16 janvier 2023
Le chef d'état-major de Tsahal, le Lt.-Gen. Aviv Kohavi raccroche son uniforme ce lundi après une carrière de 40 ans dans l’armée israélienne.
Le mandat de quatre ans d’Aviv Kohavi en tant que chef d’état major de Tsahal n'a pas été facile, il est arrivé en janvier 2019, il a dû servir sous quatre ministres de la Défense différents, au milieu d’une série d'élections sans fin, en pleine période de COVID et en l'absence d'un budget d'État.
Aviv Kohavi a tiré le meilleur parti de ce qu'il avait. Lorsqu'il est entré en fonction, il a promis de rendre Tsahal plus "mortel et efficace", et il l'a fait, en partie en mettant l'accent sur les bons renseignements.
Il a créé de nouvelles unités, dont Ghost - une force de combat qui intègre des technologies de pointe, des forces provenant de plusieurs unités et un créateur de cibles piloté par l'Intelligence Artificielle au sein du Renseignement militaire, qui établit des listes très détaillées de cibles spécifiques sur tous les fronts.
Herzi Halevi remplacera Aviv Kohavi au poste de chef d'état-major de Tsahal lors d'une série de cérémonies lundi.
On pense généralement que si Benjamin Netanyahu avait été Premier ministre, il aurait plutôt choisi le général de division Eyal Zamir qui a récemment été nommé directeur général du ministère de la défense par le nouveau ministre, Yoav Galant. Même si Herzi Halevi possède des références irréprochables, la concurrence antérieure avec Eyal Zamir pourrait conduire à de nouvelles tensions.
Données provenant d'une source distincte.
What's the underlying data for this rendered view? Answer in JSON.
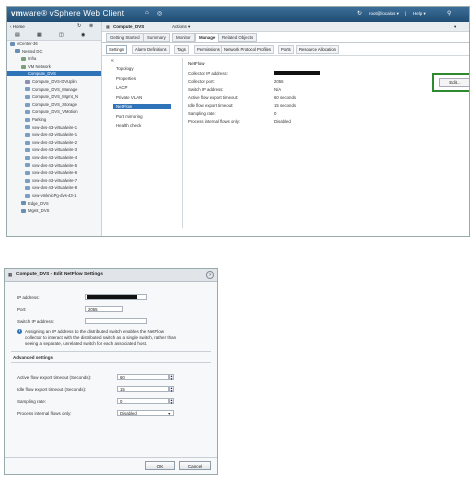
{
  "top": {
    "brand_vm": "vm",
    "brand_rest": "ware® vSphere Web Client",
    "home_icon": "home-icon",
    "user": "root@localos ▾",
    "separator": "|",
    "help": "Help ▾",
    "navigator": {
      "home_label": "‹ Home",
      "tree": [
        "vCenter-36",
        "Nested DC",
        "Infra",
        "VM Network",
        "Compute_DVS",
        "Compute_DVS-DVUplin",
        "Compute_DVS_Manage",
        "Compute_DVS_Mgmt_N",
        "Compute_DVS_Storage",
        "Compute_DVS_VMotion",
        "Parking",
        "vxw-dvs-43-virtualwire-1",
        "vxw-dvs-43-virtualwire-1",
        "vxw-dvs-43-virtualwire-2",
        "vxw-dvs-43-virtualwire-3",
        "vxw-dvs-43-virtualwire-4",
        "vxw-dvs-43-virtualwire-5",
        "vxw-dvs-43-virtualwire-6",
        "vxw-dvs-43-virtualwire-7",
        "vxw-dvs-43-virtualwire-8",
        "vxw-vmknicPg-dvs-43-1",
        "Edge_DVS",
        "Mgmt_DVS"
      ]
    },
    "object": {
      "title": "Compute_DVS",
      "actions": "Actions ▾",
      "tabs": [
        "Getting Started",
        "Summary",
        "Monitor",
        "Manage",
        "Related Objects"
      ],
      "active_tab": "Manage",
      "subtabs": [
        "Settings",
        "Alarm Definitions",
        "Tags",
        "Permissions",
        "Network Protocol Profiles",
        "Ports",
        "Resource Allocation"
      ],
      "active_subtab": "Settings",
      "collapse_icon": "«",
      "side_items": [
        "Topology",
        "Properties",
        "LACP",
        "Private VLAN",
        "NetFlow",
        "Port mirroring",
        "Health check"
      ],
      "active_side": "NetFlow",
      "section_title": "NetFlow",
      "edit_label": "Edit...",
      "props": [
        {
          "label": "Collector IP address:",
          "value": ""
        },
        {
          "label": "Collector port:",
          "value": "2055"
        },
        {
          "label": "Switch IP address:",
          "value": "N/A"
        },
        {
          "label": "Active flow export timeout:",
          "value": "60 seconds"
        },
        {
          "label": "Idle flow export timeout:",
          "value": "15 seconds"
        },
        {
          "label": "Sampling rate:",
          "value": "0"
        },
        {
          "label": "Process internal flows only:",
          "value": "Disabled"
        }
      ]
    }
  },
  "dialog": {
    "title": "Compute_DVS - Edit NetFlow Settings",
    "help_icon": "?",
    "ip_label": "IP address:",
    "ip_value": "",
    "port_label": "Port:",
    "port_value": "2055",
    "switch_ip_label": "Switch IP address:",
    "switch_ip_value": "",
    "info_text_1": "Assigning an IP address to the distributed switch enables the NetFlow",
    "info_text_2": "collector to interact with the distributed switch as a single switch, rather than",
    "info_text_3": "seeing a separate, unrelated switch for each associated host.",
    "advanced_label": "Advanced settings",
    "active_timeout_label": "Active flow export timeout (Seconds):",
    "active_timeout_value": "60",
    "idle_timeout_label": "Idle flow export timeout (Seconds):",
    "idle_timeout_value": "15",
    "sampling_label": "Sampling rate:",
    "sampling_value": "0",
    "internal_label": "Process internal flows only:",
    "internal_value": "Disabled",
    "ok_label": "OK",
    "cancel_label": "Cancel"
  }
}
Halevi, 54 ans, a été recruté en 1985 dans la brigade des parachutistes et a ensuite servi dans l'unité d'élite de reconnaissance de l'état-major général (Sayeret Matkal), la même que Benjamin Netanyahou à son époque. Et Herzi Halevi en a pris le commandement en 2001. Il a remplacé Eyal Zamir en tant que chef d'état-major adjoint après avoir été chef du renseignement militaire et chef du commandement sud.
Herzi Halevi sera le premier chef d'état-major pratiquant, même s'il ne porte plus de kippa. Marié et père de quatre enfants, il vit dans l’implantation de Kfar Haoranim.